2. Non-responsabilité des victimes. La commission prend note de l’article 264 du nouveau Code pénal qui remplace l’article 433 quinquies, paragraphe 5 du Code pénal actuellement en vigueur et consacre le principe de non-sanction des victimes de traite. La commission observe toutefois que l’article du nouveau Code pénal prévoit que les victimes de traite ne peuvent pas être poursuivies pour des infractions pour lesquelles la loi prévoit une peine de niveau 1 à 6, mais que selon les articles 36 et 38 de ce code certaines infractions peuvent être punies d’une peine de niveau 7 ou 8. La commission note en outre que le plan d’action national de lutte contre la traite 2021-2025 prévoit notamment de veiller à la bonne application des dispositions de non-sanction des victimes de traite.
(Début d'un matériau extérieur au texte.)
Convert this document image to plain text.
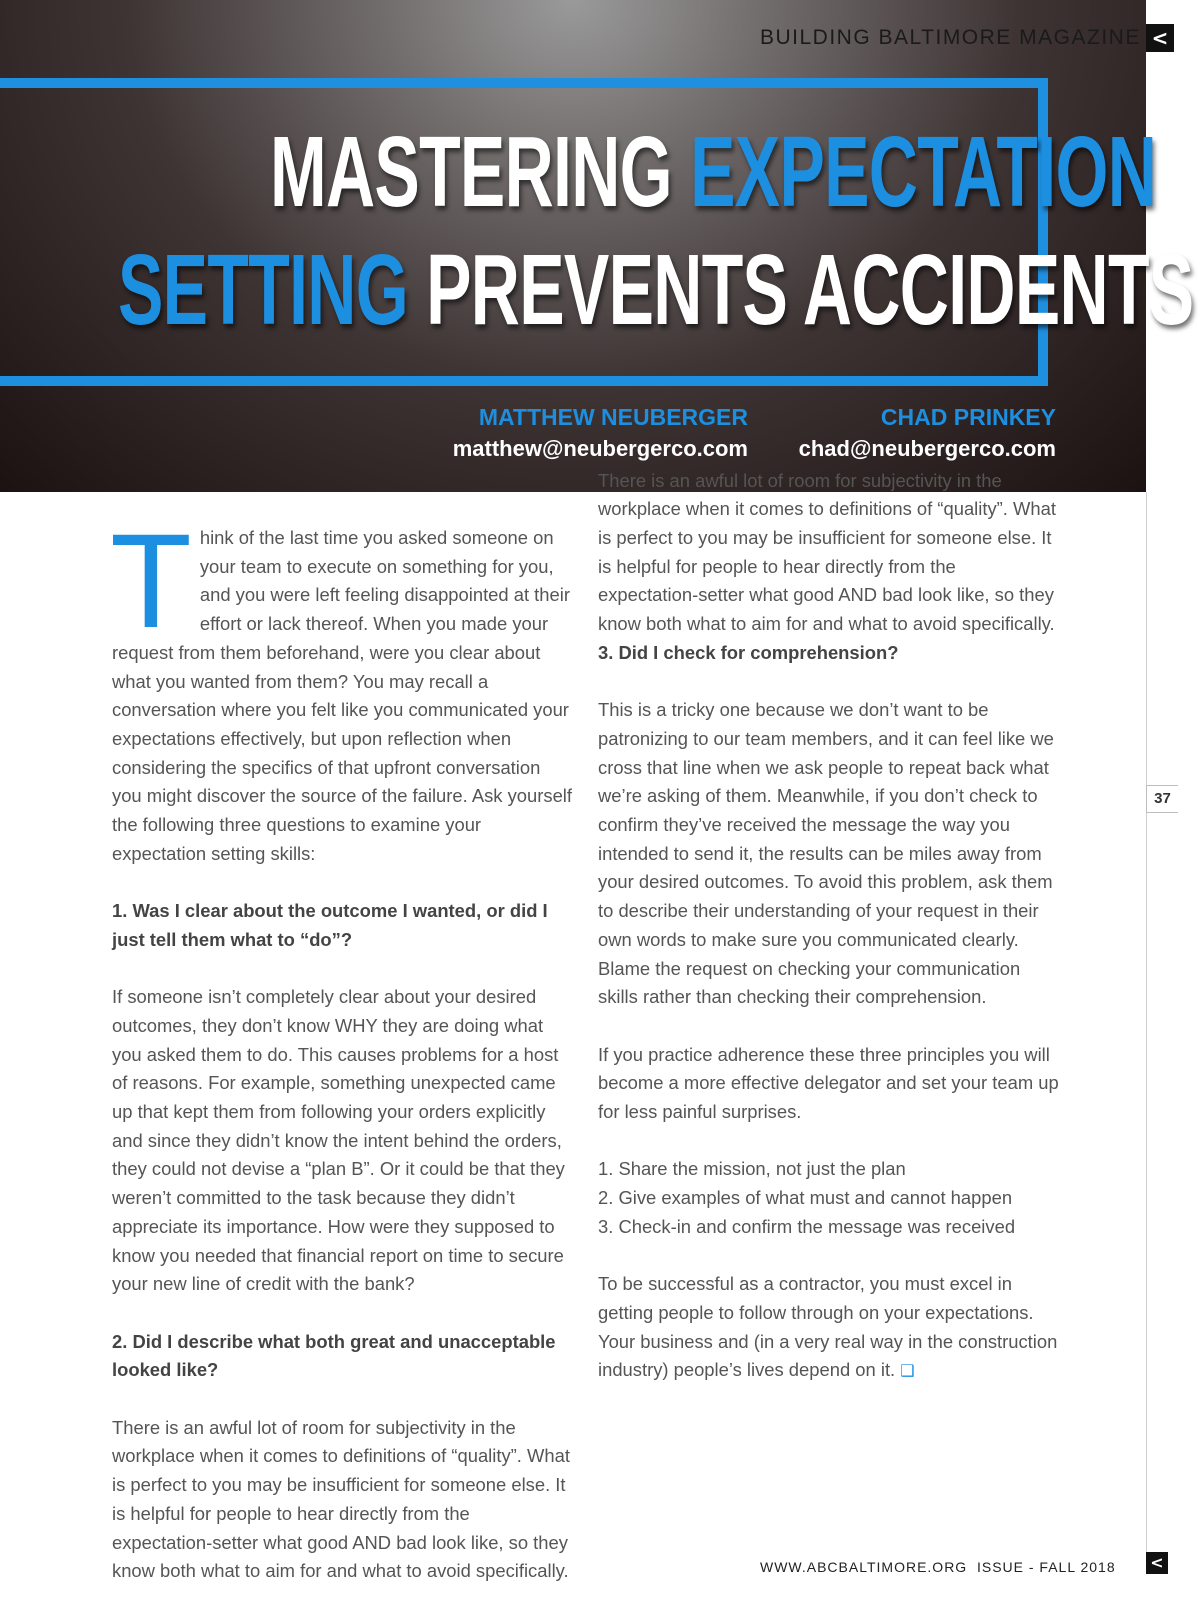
MASTERING EXPECTATION
SETTING PREVENTS ACCIDENTS
MATTHEW NEUBERGER
matthew@neubergerco.com
CHAD PRINKEY
chad@neubergerco.com
BUILDING BALTIMORE MAGAZINE <
37

Think of the last time you asked someone on your team to execute on something for you, and you were left feeling disappointed at their effort or lack thereof. When you made your request from them beforehand, were you clear about what you wanted from them? You may recall a conversation where you felt like you communicated your expectations effectively, but upon reflection when considering the specifics of that upfront conversation you might discover the source of the failure. Ask yourself the following three questions to examine your expectation setting skills:

1. Was I clear about the outcome I wanted, or did I just tell them what to “do”?

If someone isn’t completely clear about your desired outcomes, they don’t know WHY they are doing what you asked them to do. This causes problems for a host of reasons. For example, something unexpected came up that kept them from following your orders explicitly and since they didn’t know the intent behind the orders, they could not devise a “plan B”. Or it could be that they weren’t committed to the task because they didn’t appreciate its importance. How were they supposed to know you needed that financial report on time to secure your new line of credit with the bank?

2. Did I describe what both great and unacceptable looked like?

There is an awful lot of room for subjectivity in the workplace when it comes to definitions of “quality”. What is perfect to you may be insufficient for someone else. It is helpful for people to hear directly from the expectation-setter what good AND bad look like, so they know both what to aim for and what to avoid specifically.

There is an awful lot of room for subjectivity in the workplace when it comes to definitions of “quality”. What is perfect to you may be insufficient for someone else. It is helpful for people to hear directly from the expectation-setter what good AND bad look like, so they know both what to aim for and what to avoid specifically.

3. Did I check for comprehension?

This is a tricky one because we don’t want to be patronizing to our team members, and it can feel like we cross that line when we ask people to repeat back what we’re asking of them. Meanwhile, if you don’t check to confirm they’ve received the message the way you intended to send it, the results can be miles away from your desired outcomes. To avoid this problem, ask them to describe their understanding of your request in their own words to make sure you communicated clearly. Blame the request on checking your communication skills rather than checking their comprehension.

If you practice adherence these three principles you will become a more effective delegator and set your team up for less painful surprises.

1. Share the mission, not just the plan
2. Give examples of what must and cannot happen
3. Check-in and confirm the message was received

To be successful as a contractor, you must excel in getting people to follow through on your expectations. Your business and (in a very real way in the construction industry) people’s lives depend on it. ❑

WWW.ABCBALTIMORE.ORG  ISSUE - FALL 2018 <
La commission prie le gouvernement de fournir des informations sur les mesures prises pour s’assurer que le principe de non-poursuite des victimes de travail forcé est constamment appliqué et que les victimes qui ont été contraintes de commettre des activités illicites ne font pas lobjet de poursuites ou de sanctions, notamment en dispensant des formations et des instructions en ce sens aux agents des forces de l’ordre, aux procureurs et aux juges. Prière, à cet égard, de fournir des informations sur l’application pratique de l’article 264 du Code pénal, en donnant des exemples de son application et en précisant si des victimes de travail forcé auraient été poursuivies pour des infractions pour lesquelles la loi prévoit une peine de niveau 7 et 8.
Article 6 du protocole. Consultation des organisations d’employeurs et de travailleurs. La commission observe que les organisations d’employeurs et de travailleurs ne sont pas représentées au sein de la Cellule interdépartementale de coordination de la lutte contre la traite et le trafic des êtres humains chargée de l’élaboration et du suivi des plans d’actions en la matière. La commission prie le gouvernement de fournir des informations sur les mesures prises en vue de la consultation effective des organisations demployeurs et de travailleurs concernant les mesures destinées à lutter contre le travail forcé, notamment dans le cadre de l’élaboration et la mise en œuvre du plan daction de lutte contre la traite des êtres humains.